Posted on 11-09-2015 05:20 AM
I think I understand some of what Enterprise Connect is about now after reading this thread and a previous one from back in June. We are required to bind every computer to AD, and we get all our password expirations taken care of with ADPassMon. You say it can be used to mount AD Network home shares. Can it also mount all the network drives (H: M: O: Q: R:...) the users would see if they logged in on a Windows PC without the user having to know the server path? Unless there's some other magic going on behind the curtain, I don't see how paying $5500 for this tool would benefit us.
And why the secrecy? Why is there no public facing webpage to explain this product?
Posted on 11-09-2015 09:04 AM
Does EC still not change the password of a local non-AD account when the AD account password is updated through EC? If not, is this in the roadmap or something that could be added as a one off to the product during an onsite?
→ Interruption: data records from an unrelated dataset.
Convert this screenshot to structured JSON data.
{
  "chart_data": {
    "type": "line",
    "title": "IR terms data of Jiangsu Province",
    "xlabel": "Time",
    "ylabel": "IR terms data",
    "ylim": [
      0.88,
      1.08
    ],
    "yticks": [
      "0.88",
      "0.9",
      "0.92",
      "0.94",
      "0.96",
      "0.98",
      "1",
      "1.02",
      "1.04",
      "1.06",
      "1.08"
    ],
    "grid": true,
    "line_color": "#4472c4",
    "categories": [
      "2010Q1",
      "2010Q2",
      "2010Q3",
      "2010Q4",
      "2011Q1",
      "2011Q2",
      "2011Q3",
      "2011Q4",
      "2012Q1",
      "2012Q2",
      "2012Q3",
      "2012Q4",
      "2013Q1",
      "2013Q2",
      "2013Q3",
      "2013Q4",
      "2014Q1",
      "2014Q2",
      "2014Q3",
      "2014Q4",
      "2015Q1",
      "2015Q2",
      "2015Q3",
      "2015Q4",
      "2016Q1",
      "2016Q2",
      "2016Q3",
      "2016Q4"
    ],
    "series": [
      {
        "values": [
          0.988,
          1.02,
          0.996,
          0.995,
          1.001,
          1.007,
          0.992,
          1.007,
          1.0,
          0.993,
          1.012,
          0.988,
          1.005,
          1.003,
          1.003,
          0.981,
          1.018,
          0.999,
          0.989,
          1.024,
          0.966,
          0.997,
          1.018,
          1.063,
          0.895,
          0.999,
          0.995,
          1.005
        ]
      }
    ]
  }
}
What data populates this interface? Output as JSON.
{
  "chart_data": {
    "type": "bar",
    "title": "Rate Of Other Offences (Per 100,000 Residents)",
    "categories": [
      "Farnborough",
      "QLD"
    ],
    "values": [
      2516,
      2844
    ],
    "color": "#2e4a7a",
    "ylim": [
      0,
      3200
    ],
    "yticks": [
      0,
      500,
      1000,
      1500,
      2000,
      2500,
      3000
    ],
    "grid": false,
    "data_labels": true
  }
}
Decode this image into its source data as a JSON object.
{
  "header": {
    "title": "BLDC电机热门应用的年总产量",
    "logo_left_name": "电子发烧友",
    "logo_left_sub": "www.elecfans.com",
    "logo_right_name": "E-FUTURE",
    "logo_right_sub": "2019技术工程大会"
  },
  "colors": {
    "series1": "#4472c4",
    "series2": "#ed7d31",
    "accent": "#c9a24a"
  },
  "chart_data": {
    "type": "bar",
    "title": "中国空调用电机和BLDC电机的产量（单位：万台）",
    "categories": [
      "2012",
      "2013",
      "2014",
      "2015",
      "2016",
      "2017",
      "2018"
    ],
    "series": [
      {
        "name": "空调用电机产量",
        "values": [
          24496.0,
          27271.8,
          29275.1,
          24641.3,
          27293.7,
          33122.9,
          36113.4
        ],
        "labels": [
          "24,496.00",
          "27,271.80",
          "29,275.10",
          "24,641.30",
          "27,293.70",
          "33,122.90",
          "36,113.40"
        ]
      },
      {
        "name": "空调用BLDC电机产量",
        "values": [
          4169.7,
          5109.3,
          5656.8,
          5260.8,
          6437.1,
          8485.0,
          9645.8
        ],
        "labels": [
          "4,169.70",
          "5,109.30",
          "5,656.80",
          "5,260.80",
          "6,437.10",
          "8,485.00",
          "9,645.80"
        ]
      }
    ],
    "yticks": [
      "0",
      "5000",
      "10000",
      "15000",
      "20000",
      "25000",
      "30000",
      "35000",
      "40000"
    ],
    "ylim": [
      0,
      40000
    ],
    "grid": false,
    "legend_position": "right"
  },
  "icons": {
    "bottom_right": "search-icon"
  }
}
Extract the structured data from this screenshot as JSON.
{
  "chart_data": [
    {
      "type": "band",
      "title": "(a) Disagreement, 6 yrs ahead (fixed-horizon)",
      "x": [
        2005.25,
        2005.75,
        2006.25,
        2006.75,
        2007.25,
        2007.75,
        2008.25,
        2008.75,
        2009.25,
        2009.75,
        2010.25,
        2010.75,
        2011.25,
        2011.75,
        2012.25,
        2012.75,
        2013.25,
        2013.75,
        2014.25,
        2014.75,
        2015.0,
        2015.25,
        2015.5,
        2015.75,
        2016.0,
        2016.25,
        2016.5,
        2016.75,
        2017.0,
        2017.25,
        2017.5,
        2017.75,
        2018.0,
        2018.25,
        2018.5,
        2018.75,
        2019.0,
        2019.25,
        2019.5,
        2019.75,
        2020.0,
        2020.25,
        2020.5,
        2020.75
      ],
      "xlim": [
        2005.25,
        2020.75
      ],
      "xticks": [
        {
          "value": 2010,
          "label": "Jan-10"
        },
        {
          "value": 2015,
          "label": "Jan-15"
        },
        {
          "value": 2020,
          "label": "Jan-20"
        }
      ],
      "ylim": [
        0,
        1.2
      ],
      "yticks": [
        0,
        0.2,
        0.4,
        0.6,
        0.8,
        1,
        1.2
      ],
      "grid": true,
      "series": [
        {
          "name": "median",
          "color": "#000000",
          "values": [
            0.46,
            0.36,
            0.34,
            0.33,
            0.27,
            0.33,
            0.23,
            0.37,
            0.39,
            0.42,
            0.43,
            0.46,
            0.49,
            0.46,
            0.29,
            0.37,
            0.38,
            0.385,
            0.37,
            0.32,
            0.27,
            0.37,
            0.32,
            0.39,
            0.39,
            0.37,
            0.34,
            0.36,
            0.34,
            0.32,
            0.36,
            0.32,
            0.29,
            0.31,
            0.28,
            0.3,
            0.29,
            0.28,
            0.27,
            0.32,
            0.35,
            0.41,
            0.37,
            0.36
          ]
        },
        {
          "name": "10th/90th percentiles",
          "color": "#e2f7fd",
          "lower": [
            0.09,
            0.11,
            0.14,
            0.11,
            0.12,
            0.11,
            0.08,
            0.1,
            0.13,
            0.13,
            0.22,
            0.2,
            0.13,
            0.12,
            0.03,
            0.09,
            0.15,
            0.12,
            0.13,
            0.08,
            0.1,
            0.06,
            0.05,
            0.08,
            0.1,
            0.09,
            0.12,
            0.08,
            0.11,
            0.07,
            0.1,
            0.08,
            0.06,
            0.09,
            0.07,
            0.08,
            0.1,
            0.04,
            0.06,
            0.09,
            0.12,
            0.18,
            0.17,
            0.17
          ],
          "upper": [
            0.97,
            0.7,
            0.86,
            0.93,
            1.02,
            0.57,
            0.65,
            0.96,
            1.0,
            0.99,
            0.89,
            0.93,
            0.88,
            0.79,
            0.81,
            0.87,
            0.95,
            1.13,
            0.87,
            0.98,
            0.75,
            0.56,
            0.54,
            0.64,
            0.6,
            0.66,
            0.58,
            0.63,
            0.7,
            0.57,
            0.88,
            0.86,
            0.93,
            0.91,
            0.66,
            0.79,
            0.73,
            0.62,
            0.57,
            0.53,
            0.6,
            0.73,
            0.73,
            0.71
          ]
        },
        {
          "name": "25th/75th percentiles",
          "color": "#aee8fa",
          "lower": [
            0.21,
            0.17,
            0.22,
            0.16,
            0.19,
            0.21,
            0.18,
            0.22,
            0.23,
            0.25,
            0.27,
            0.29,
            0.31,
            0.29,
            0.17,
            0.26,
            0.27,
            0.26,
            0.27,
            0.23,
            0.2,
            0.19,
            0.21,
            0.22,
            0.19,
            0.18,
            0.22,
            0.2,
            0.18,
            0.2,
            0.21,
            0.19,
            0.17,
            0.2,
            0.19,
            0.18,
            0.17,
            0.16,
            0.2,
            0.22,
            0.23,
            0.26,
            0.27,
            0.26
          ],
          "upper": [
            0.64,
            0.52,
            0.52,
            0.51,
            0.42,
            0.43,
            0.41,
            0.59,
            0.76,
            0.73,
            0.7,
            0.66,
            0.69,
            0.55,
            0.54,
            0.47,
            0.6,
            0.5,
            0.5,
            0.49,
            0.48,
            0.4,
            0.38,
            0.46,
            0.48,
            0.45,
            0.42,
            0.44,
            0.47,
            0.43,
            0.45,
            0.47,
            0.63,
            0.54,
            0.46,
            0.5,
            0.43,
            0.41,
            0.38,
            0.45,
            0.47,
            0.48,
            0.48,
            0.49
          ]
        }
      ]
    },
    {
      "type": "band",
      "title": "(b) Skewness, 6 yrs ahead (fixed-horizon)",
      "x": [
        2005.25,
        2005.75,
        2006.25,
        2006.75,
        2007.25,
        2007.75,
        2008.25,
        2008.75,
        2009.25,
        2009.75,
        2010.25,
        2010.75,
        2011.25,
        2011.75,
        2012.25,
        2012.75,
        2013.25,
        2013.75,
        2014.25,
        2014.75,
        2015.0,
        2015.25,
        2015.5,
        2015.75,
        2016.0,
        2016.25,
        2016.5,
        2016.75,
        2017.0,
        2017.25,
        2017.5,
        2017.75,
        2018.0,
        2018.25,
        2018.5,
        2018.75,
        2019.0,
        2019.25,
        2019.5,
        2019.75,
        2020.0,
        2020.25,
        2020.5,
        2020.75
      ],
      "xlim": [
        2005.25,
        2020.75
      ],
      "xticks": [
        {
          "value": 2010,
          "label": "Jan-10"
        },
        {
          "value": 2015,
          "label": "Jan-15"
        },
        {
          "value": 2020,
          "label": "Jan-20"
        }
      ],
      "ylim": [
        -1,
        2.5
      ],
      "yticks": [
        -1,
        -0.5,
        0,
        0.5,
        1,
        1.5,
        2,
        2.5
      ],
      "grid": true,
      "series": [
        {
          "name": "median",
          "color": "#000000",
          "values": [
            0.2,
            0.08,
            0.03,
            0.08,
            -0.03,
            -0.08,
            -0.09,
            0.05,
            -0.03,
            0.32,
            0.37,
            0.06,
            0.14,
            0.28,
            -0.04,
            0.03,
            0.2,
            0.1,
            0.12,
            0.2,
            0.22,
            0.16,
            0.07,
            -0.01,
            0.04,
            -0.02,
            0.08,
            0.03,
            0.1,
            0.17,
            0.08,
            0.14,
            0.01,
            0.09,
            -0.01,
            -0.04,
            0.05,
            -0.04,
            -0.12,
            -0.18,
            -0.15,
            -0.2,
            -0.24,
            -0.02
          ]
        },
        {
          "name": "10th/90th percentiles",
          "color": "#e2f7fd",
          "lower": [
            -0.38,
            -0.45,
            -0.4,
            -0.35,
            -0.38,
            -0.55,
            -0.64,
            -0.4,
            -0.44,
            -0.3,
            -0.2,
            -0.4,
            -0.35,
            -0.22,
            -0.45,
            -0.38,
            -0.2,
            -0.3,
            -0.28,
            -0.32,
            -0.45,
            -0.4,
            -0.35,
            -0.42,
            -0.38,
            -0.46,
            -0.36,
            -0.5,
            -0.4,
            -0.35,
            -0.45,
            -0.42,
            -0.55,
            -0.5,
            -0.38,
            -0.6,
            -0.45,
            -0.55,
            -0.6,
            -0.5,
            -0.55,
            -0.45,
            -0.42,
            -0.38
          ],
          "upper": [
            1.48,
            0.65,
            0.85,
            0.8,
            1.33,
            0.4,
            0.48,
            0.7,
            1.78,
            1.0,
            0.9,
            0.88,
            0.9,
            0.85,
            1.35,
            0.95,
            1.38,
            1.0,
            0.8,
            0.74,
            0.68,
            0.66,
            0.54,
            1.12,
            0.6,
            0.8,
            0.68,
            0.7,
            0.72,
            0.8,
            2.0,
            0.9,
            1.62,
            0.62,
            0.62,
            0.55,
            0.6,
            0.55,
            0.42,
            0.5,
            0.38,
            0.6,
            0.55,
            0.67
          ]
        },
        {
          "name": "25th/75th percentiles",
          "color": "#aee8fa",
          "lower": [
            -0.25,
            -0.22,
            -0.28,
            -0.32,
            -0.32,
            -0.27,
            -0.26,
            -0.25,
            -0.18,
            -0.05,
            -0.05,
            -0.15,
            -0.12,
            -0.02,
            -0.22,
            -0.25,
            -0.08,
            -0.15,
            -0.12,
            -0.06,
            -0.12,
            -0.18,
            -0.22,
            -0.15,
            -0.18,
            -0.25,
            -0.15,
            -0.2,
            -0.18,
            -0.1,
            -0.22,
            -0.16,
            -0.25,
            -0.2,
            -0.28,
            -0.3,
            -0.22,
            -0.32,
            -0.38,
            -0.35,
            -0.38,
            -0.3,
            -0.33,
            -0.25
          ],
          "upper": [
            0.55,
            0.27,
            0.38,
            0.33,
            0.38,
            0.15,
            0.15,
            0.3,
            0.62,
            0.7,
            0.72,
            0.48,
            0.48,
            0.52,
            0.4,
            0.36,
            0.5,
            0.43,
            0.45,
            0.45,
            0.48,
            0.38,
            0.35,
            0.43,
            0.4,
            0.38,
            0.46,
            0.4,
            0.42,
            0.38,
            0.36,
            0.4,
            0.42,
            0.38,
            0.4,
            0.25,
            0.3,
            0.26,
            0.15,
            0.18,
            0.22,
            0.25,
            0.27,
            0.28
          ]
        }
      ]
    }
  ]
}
Posted on 11-09-2015 09:37 AM
Posted on 11-09-2015 09:43 AM
Rick will need to respond, but I was not under the impression that by "Enterprise" it meant not for education. I can't see why Apple would exclude education from being able to use it.
Of course, the price tag may make it a little harder to swallow for smaller EDU environments. Maybe not as much for higher ed.
Posted on 11-09-2015 10:41 AM
@Eigger , @rjlemmon can probably confirm this, but Apple came out to Boston a few weeks ago and did a "what's up and coming" from Apple to Higher Ed. It was all college folks there and we were all introduced to DEP, VPP, & EC and asked to reach out to our reps to get on the list. We haven't gotten pricing on this yet, so it is not clear if edu will get special pricing on it. My guess is everyone will pay the same price via Apple Professional Services.